Rituals to honor our ancestors are practiced in cultures around the world. Each of us comes from something, or someone, else, and it’s a natural human trait to want to know our history and pay tribute to those who came before us. Although special days in different cultures (such as Dia de los Muertos, Samhain, or the Obon Festival) are observed to specifically commune with our ancestors, it’s important to make these rituals a daily part of our lives.
Probably the most important connection we have to our ancestors is that of guardianship. Our loved ones (and even pets) who have passed on look after us even after they are gone. In fact, some of your guardians may be people you have never met in the physical world! They have a lifetime of wisdom to share with us along with the lessons they have learned in the afterlife. Communicating with them can take many forms: prayer, meditation, free journaling or drawing…the possibilities are endless. If you receive “synchronicity” in your own life, such as your favorite song playing at just the right time, or the smell of your loved one’s perfume, these are examples of the ways they send messages to us.

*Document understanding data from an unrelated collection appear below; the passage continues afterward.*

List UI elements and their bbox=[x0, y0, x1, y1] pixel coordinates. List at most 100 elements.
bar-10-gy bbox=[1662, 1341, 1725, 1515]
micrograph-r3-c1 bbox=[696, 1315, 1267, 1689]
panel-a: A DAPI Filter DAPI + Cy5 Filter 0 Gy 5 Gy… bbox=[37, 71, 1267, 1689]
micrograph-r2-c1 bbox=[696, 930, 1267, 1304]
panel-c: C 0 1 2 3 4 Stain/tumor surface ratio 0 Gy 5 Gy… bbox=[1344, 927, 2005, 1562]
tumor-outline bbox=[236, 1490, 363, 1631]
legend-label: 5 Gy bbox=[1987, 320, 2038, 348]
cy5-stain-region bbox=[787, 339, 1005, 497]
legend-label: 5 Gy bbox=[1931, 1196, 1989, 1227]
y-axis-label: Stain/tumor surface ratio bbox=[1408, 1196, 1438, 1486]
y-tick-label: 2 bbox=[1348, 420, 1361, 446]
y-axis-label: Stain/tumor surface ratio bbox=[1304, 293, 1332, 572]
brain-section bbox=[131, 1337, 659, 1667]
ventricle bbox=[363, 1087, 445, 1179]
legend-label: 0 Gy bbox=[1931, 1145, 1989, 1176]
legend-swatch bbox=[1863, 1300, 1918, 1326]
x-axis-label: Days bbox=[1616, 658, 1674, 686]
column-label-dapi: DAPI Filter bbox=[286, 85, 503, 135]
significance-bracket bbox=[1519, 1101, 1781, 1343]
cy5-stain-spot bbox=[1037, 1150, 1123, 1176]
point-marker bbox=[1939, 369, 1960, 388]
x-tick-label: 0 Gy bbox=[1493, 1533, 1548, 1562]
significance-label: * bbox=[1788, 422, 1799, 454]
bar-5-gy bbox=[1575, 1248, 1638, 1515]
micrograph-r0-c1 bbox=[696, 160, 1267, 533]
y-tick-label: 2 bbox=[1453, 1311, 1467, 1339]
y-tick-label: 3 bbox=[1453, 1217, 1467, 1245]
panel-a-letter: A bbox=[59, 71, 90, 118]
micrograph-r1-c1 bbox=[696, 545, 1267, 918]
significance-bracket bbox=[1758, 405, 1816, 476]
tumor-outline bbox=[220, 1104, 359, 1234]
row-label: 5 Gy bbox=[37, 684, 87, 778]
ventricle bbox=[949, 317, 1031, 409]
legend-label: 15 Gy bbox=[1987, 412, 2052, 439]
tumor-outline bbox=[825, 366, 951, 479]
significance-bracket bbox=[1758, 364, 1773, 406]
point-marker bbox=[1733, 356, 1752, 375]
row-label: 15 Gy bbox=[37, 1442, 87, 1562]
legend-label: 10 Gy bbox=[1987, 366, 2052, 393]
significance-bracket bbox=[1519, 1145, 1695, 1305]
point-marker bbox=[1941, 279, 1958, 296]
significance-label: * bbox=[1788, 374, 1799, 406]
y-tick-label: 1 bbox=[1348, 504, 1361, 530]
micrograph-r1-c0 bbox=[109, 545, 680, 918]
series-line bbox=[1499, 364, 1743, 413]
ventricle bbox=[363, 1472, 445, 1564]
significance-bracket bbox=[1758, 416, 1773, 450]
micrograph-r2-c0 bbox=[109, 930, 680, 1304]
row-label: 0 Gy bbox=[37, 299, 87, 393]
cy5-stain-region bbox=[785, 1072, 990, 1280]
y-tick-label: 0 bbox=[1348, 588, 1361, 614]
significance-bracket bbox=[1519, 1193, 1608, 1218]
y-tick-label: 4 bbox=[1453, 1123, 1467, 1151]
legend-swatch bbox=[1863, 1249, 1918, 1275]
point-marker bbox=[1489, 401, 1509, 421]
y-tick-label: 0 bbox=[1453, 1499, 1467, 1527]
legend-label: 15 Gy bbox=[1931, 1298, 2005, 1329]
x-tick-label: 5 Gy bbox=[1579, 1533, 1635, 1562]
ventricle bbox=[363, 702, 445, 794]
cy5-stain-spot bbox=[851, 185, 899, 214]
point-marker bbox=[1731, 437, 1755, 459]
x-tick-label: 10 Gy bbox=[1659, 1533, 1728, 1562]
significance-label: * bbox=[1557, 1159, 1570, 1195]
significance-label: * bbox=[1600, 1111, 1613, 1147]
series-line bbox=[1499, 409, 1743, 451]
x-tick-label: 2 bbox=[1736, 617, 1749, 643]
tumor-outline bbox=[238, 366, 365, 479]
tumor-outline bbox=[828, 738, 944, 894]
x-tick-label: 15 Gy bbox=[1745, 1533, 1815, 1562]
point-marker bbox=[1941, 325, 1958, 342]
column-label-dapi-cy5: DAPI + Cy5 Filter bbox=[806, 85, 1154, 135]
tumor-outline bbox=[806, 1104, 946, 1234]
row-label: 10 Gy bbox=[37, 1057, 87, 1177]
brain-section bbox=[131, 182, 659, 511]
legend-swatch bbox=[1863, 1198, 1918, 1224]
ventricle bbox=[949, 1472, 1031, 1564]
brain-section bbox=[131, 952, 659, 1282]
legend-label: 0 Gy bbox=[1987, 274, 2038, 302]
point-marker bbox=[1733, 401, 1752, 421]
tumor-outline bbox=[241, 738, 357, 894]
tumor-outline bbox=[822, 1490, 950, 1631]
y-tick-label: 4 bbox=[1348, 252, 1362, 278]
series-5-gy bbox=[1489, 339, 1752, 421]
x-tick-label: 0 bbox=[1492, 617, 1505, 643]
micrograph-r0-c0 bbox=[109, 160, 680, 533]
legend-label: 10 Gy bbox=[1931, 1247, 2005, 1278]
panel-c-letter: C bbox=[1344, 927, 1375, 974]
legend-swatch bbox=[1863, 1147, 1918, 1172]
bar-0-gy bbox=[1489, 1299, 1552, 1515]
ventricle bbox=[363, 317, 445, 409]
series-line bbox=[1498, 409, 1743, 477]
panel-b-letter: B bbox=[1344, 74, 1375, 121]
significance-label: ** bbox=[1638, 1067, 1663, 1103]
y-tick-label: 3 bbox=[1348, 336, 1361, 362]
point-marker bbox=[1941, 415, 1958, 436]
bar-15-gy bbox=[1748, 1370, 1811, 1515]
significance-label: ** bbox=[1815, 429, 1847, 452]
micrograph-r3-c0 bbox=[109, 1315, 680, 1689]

A good way to keep a loved one’s memory strong while honoring their life is to keep a tribute altar (in Spanish, an ofrenda). This can include pictures of the person, personal effects, or offerings of their favorite foods, along with candles or incense. Meaningful days (Days of the Dead, anniversaries of birth/death) are excellent times to honor relatives, though any day is suitable. You may also choose to visit the person’s gravesite or other place of rest. If you are honoring someone you don’t remember well or never met, ask them to speak to you in their own words. Including older family members in these ceremonies is a perfect generation-bridging activity and may help spark happy memories of the loved one who has passed.
Many people today also choose to research their family’s history through genealogy or ancestry research. Keep in mind if you do this that not every ancestor discovered may have had a happy ending or a pleasant life. We, the living, can also honor these ancestors by helping them find peace in the afterlife. Try writing a letter or postcard, dedicating a special crystal, or making a piece of art to honor their memory. The more we get to know them, the greater insight we will have into ourselves and the story of our families.
Of course, the greatest honor we can give our ancestors is keeping their memories alive. Keeping family traditions alive-your grandmother’s soup recipe, your uncle’s football game day rituals-connects the generations. If you don’t know where to start, look through a family album or home movies. Better yet, sit down with a senior member of your family and talk about ancestors. As a Latino proverb goes, unless we know where we come from, we cannot know who we are. Each of us has many ancestors who watch over us and are waiting to share their accumulated wisdom.